Can wool be rescued as a fibre in the face of cheaper synthetics, which now dominate the global carpet industry and have supplanted it as the fibre of choice for clothing? That’s what the Campaign for Wool (patron Prince of Wales) has set out to achieve – a natural, flame retardant, environmentally sustainable product.

Growers have to be lured back into engagement and their willingness to bet their own money on the future will be tested this month, when Wools of New Zealand’s share offer to growers closes on Feb. 25. The marketing and branding company was forced in December to extend the deadline for the offer, noting at the time that it had attracted less the half the amount sought – below the minimum required of $5 million.

To the outsider there seems to be a bewildering number of wool related bodies with strategies to brand and market coarse wool overseas.
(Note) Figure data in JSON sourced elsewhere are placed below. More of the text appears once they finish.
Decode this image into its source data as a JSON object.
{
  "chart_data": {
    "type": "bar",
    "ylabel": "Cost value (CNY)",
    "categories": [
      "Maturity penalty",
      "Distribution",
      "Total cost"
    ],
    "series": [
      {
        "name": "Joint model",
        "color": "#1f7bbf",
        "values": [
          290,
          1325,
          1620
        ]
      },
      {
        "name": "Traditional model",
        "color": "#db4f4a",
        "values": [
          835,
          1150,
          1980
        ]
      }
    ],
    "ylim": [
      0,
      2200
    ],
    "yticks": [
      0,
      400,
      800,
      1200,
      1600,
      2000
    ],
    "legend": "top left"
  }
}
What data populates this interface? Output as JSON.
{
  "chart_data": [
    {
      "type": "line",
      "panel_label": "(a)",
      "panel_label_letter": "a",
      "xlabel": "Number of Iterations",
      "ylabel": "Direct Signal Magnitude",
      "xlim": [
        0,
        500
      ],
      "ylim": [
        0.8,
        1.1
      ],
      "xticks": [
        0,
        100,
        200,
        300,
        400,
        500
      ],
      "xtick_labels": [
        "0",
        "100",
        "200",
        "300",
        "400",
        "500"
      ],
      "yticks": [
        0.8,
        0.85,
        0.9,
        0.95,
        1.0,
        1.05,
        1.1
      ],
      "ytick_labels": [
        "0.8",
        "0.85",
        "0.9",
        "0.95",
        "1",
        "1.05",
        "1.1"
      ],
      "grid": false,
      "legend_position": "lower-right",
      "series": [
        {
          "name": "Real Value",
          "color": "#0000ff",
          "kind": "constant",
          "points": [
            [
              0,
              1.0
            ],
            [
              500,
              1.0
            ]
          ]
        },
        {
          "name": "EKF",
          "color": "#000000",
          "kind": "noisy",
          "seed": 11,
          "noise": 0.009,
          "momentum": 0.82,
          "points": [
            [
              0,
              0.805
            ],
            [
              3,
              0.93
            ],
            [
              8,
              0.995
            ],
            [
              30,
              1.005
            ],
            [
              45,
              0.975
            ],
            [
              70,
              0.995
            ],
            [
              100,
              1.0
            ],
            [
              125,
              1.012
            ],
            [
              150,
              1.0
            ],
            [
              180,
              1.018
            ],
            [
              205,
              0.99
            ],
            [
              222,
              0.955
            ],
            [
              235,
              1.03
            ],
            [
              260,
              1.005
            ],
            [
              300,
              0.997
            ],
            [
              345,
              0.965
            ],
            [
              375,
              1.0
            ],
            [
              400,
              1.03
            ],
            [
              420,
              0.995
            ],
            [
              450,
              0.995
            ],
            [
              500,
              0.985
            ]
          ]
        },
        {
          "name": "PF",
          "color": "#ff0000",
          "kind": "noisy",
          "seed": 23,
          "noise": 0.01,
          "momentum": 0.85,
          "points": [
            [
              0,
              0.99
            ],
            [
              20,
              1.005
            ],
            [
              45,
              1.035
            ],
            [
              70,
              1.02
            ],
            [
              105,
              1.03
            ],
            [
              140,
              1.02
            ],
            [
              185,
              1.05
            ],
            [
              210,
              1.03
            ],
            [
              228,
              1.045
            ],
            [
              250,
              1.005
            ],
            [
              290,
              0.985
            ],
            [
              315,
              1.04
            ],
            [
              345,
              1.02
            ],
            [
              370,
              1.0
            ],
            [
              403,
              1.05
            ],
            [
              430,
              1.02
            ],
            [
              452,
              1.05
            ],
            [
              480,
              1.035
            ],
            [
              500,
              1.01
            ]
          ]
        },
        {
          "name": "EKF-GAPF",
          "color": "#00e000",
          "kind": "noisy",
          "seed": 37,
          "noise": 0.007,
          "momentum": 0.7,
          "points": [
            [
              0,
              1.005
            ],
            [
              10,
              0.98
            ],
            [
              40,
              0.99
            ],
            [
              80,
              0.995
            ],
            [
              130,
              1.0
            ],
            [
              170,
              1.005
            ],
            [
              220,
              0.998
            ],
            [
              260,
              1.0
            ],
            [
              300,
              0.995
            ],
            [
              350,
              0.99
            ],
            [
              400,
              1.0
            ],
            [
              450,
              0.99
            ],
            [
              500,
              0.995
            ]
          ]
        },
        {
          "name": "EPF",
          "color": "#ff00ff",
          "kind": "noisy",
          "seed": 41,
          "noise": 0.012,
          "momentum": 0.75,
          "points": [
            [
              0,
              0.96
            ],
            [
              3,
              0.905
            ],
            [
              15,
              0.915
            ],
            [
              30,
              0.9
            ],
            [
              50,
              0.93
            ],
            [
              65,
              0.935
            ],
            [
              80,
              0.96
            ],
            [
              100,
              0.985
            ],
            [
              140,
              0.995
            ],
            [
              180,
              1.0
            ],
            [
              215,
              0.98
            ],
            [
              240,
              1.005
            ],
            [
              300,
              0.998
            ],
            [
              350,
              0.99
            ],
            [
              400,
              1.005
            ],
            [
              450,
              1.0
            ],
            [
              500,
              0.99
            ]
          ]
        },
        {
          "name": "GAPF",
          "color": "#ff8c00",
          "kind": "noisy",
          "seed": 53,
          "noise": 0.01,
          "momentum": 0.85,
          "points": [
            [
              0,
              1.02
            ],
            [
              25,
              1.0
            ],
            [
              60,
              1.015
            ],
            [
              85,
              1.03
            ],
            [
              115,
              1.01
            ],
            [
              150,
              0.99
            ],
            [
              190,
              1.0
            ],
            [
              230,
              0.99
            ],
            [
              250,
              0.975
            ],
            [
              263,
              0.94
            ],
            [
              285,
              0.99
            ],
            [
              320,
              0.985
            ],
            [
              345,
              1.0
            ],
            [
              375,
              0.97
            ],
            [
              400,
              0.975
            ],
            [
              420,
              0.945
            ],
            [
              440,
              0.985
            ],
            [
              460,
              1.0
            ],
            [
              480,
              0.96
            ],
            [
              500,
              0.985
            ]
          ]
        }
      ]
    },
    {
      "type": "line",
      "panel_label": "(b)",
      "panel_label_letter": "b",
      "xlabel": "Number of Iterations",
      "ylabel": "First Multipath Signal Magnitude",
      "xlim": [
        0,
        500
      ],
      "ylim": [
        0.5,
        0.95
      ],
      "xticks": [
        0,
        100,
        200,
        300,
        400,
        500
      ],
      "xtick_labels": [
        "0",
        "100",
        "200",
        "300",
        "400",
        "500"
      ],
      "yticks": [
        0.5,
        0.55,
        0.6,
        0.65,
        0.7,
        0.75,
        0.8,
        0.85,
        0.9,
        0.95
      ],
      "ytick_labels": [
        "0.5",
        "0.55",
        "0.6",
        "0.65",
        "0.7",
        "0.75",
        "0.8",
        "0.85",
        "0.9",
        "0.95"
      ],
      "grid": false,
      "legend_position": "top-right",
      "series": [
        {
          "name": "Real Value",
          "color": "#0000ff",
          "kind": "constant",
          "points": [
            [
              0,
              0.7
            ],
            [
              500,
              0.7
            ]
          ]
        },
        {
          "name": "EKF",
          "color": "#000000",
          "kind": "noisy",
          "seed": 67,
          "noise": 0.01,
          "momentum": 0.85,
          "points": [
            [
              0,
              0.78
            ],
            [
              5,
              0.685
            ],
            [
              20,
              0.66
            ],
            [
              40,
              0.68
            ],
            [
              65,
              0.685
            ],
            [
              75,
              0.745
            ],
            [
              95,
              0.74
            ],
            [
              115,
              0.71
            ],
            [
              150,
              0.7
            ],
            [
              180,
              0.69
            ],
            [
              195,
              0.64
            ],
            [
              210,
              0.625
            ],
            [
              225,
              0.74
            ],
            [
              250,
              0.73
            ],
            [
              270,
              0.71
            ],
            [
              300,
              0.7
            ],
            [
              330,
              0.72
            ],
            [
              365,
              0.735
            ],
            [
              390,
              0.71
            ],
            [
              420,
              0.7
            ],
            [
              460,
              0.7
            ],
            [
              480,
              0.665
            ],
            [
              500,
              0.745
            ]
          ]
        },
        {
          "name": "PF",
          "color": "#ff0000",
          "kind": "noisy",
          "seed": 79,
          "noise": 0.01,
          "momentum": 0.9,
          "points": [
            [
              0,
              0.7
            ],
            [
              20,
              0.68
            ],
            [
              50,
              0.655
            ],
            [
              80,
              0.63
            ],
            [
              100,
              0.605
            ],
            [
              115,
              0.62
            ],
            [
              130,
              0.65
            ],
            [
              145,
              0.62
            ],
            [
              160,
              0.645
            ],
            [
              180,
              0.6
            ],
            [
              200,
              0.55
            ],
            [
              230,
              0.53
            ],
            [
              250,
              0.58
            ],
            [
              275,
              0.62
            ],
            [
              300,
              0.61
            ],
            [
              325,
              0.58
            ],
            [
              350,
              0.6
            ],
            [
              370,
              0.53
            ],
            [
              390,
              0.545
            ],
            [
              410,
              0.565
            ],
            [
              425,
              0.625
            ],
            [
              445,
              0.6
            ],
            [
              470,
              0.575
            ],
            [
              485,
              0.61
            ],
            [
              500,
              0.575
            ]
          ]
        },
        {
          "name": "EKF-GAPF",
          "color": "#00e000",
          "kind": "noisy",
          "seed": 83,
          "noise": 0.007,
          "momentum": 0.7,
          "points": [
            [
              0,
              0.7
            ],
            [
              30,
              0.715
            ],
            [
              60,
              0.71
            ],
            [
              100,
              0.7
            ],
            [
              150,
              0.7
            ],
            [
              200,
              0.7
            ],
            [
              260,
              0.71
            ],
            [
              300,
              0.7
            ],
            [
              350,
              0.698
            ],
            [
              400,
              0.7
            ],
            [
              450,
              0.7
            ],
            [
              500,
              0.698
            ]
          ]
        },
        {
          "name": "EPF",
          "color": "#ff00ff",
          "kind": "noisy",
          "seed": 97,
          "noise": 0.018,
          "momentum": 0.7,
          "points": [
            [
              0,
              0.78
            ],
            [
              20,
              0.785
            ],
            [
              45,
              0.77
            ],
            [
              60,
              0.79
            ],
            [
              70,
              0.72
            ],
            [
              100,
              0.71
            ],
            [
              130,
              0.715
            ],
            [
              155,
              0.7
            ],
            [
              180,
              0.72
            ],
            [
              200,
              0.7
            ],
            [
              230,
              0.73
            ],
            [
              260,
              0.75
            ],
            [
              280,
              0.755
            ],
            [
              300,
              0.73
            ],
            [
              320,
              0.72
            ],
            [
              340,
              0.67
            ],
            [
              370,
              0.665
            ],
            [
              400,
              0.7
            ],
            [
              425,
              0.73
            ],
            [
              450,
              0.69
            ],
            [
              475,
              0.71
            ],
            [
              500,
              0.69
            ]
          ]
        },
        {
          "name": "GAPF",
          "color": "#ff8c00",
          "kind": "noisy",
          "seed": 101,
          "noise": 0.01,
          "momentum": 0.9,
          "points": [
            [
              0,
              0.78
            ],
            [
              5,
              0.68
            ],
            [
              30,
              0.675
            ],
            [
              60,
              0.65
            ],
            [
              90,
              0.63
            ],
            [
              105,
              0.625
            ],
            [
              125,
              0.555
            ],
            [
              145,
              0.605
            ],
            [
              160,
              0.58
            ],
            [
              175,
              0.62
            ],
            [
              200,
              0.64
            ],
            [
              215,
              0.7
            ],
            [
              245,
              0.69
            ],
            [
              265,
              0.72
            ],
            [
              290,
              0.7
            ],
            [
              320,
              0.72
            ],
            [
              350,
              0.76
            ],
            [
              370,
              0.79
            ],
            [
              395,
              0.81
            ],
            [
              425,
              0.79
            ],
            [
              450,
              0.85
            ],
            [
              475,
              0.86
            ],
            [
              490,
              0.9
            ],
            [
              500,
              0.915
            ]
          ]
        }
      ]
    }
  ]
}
Try searching New Zealand Wool on Google and you’ll get 18.5 million results.

As the head fed Bruce Wills notes, Wools of New Zealand isn’t the only company seeking farmer involvement beyond the farm gate. Elders Primary Wool is another.

He urges growers to “unite and take our industry back” because “the incremental losses will only keep mounting if we do nothing.” Growers need to decide whether their product is worth saving.